The Great Commission or the Great Omission? (Matt 28:16-20). It is said that: “only as the church fulfills the Great Commission can it justify her existence in the world.” Have you ever looked at this passage carefully?

What does it really say? What is the real “command” in the Great Commission?  Why don’t you grab your Bible, a piece of paper or notebook and let us chat about this? Not time to pull out the commentaries and other tools yet. How do these verses “grab” you? – You want to Read, Reflect, Record, Respond, before you conduct further Research, Reorganize and Relay what the Scripture teaches. We need to respond to what we learn through-out the process.  Application is better done at the time of illumination and encounter.

The first thing about these verses is that in v. 11, we see that whenever Jesus tells us to do something, we must do it.  And when we do, we will find it exactly as He said it will be. Jesus told these men to “go to the Galilee” (v. 7, cf. 26:32). Jesus apparently told them to go to a specific location. We may not know exactly where it was, but they knew. They obeyed. They found it just as it was told them.  He met with them just as He promised. The only appropriate response to such an encounter is “worship“. How is it that these men, who were monotheistic Jews, worshipped Jesus as their Resurrected Lord, when their religion expressly forbad them from worship any other god (Ex 20:2-6)? How is it that we often look at the same things, and some of are still remain “doubtful”?

In v. 18, Jesus came and he said “all authority in heaven and on earth has been given to me . . .” What are some of the facets of the authority that has been given to Jesus?

In v. 19, the “therefore” connects the “authority” in v. 18 with the commission. Sometimes we say that the Great Commission is to “go”. That is only a part of it.  The primary command in this verse is to “make disciples.” There are three participles in these verses, which indicate what is involved in making disciples: going, baptizing and teaching. (Grammar Point: Participles get their direction and force from the main Verb)

Let me leave some room for discovery and discussion, but first let me “prime the pump”. The diligence of digging and the delight of discovery are twins! Notice that in this verse the word “all” is used four (4) times:

  1. All authority (v. 18)
  2. All nations (v. 19)
  3. All that “I have commanded you” (v. 20a)
  4. Always, “I will be with you” (v. 20b)

How would you explain the above? What are the implications? How are they connected to each other? How does this inspire you to be involved.  The promised are only for those who obey His commands.

Another thing: Notice that the Trinity is implicitly mentioned in this passage. The three Persons are mentioned, but the word “name” is singular.  Is this just “poor grammar” or is there a deeper meaning? The word “Trinity” is not mentioned in the Bible, but we cannot read the Bible carefully and deny that it is clearly taught. (Cross Referencing: What are some other passages that teach the doctrine of the Trinity?)
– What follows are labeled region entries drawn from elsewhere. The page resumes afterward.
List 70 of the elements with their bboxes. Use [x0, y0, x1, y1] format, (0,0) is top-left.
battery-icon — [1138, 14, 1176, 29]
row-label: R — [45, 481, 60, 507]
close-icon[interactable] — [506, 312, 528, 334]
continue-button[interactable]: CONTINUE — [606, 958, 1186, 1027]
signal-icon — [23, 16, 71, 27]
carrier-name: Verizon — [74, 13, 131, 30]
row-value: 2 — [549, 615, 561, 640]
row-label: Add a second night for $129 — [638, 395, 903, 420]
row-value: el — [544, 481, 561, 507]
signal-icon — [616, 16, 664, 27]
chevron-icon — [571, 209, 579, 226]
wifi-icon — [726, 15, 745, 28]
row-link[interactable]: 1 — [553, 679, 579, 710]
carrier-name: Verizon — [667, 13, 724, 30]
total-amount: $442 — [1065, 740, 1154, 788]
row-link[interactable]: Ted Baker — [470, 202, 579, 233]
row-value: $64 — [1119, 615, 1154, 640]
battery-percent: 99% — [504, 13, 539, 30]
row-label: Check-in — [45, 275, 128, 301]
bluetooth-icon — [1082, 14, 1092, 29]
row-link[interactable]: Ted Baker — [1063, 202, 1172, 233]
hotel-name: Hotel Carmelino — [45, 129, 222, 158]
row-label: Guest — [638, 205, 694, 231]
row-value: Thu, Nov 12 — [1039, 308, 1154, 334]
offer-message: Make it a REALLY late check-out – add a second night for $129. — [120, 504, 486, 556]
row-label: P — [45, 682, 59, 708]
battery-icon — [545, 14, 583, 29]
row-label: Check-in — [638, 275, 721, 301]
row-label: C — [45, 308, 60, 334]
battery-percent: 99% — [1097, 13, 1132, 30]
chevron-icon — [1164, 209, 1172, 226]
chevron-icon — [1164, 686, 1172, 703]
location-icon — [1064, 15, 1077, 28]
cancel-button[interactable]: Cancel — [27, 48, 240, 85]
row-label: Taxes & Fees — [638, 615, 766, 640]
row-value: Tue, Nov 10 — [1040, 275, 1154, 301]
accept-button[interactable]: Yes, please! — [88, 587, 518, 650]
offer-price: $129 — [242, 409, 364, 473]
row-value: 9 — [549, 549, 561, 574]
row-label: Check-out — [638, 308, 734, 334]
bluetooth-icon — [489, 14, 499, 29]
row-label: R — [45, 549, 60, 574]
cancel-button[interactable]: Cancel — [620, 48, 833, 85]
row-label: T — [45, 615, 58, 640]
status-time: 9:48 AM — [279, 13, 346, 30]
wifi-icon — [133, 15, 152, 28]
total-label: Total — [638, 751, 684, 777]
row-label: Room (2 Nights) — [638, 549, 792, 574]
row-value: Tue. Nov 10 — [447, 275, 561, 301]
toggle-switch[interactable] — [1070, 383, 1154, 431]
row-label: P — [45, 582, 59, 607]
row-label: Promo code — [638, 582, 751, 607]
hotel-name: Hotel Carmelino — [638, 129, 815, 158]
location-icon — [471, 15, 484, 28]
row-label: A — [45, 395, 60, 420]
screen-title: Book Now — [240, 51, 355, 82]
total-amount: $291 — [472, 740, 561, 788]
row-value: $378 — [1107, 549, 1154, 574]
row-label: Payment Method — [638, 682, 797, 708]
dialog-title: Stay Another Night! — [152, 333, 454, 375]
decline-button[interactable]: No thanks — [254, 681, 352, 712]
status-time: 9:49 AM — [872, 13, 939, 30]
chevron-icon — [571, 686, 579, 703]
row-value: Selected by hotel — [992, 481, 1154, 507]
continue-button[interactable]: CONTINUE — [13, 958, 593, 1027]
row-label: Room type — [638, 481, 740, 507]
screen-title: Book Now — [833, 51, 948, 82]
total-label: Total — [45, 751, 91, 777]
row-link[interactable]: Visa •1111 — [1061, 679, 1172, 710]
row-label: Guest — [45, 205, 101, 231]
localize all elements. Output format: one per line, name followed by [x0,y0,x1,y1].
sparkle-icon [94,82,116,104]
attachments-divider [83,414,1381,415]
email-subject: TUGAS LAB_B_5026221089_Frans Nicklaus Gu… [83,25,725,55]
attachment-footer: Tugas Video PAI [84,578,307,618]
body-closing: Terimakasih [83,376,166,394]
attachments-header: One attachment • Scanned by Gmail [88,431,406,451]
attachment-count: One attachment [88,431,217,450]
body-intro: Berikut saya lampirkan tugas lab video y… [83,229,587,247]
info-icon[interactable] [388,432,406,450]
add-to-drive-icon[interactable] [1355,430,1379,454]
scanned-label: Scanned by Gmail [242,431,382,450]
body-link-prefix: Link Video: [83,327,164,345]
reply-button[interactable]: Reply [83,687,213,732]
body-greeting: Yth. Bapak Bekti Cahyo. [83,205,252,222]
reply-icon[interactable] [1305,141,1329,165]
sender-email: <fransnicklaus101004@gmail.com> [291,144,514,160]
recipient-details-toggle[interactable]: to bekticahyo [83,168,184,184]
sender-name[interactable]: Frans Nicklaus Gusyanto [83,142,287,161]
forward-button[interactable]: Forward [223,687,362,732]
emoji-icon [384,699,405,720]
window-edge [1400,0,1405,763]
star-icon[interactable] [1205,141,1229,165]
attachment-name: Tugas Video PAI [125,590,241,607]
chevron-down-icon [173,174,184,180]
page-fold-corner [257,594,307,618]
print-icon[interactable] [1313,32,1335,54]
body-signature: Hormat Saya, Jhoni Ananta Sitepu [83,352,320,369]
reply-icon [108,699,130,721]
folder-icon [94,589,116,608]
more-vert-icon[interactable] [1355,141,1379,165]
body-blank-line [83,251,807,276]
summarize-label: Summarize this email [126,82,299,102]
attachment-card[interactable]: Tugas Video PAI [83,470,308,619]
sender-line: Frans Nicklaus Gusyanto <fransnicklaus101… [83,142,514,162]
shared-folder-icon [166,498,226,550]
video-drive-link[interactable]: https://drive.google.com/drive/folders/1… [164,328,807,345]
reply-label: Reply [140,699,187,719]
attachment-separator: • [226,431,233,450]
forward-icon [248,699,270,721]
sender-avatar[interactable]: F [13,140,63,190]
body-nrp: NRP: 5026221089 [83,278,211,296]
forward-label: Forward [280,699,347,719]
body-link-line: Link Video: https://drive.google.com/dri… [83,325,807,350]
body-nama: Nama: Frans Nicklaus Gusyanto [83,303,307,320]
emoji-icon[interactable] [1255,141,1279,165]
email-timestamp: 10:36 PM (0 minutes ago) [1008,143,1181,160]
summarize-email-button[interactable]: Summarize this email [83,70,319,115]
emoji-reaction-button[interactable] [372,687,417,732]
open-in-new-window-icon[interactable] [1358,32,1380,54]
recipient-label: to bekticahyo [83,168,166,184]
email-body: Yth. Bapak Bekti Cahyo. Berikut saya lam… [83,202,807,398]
What else do these verses tells us? How might we use these verses in a prayer? Sharing, Teaching and Preaching? What are the Teaching /Preaching Points?

Can we ignore this passage and still claim loyalty to Jesus? Can we claim He is our Lord and ignore what He asks us to do in this passage? What are you doing to fulfill the Great Commission?  What are you doing to hasten the return of the King?

Here is an Inductive Bible Study Diagram of the passage to “meditate in colours.”

For further study, look at the other Great Commission Passages (Lu 24:44-49; Acts 1:8; Jn 20:19-23; Mk 16:15-20). Conduct a similar study as you did above.  When you have completed your analysis and summarized your findings of each passage, you would want to synthesize what you learnt from all these passages. Too often we have Topical Studies before Inductive Bible Studies. This is selling ourselves short. We prejudice the Text and are often inadvertently involved in fragmentary and misleading proof-texting.  Biblical Theology should always come before Systematic Theology. Having said that, now that you having done Inductive Bible Studies on the Great Commission passages, see if you can organize what you learnt around the  following headings:

  1. What is our Mandate
  2. What is our Mission?
  3. What is our Message?
  4. What are our Means?
  5. What should be our Motives?
  6. What should be our Method?
  7. What are the Measurements?

Let me know how you made out and if I may be of further assistance.  The goal of our reading, meditation, studies, etc., is transformation, not so much information.  We all know more of the Bible than we apply.  How do we get the Word to the place where it really matters? It has to travel from our heads to our hearts and then out through our hands, feet, mouths, etc.

Note: Use your Bible instead of the hyperlinks and get ahead on your “meditating in colours”. We need to learn to use our Bibles and other Tools. More on this as we go along. . .  In the meanwhile, may you become a Man / Woman of His Word and may you in turn, become “A Person of Your Word!”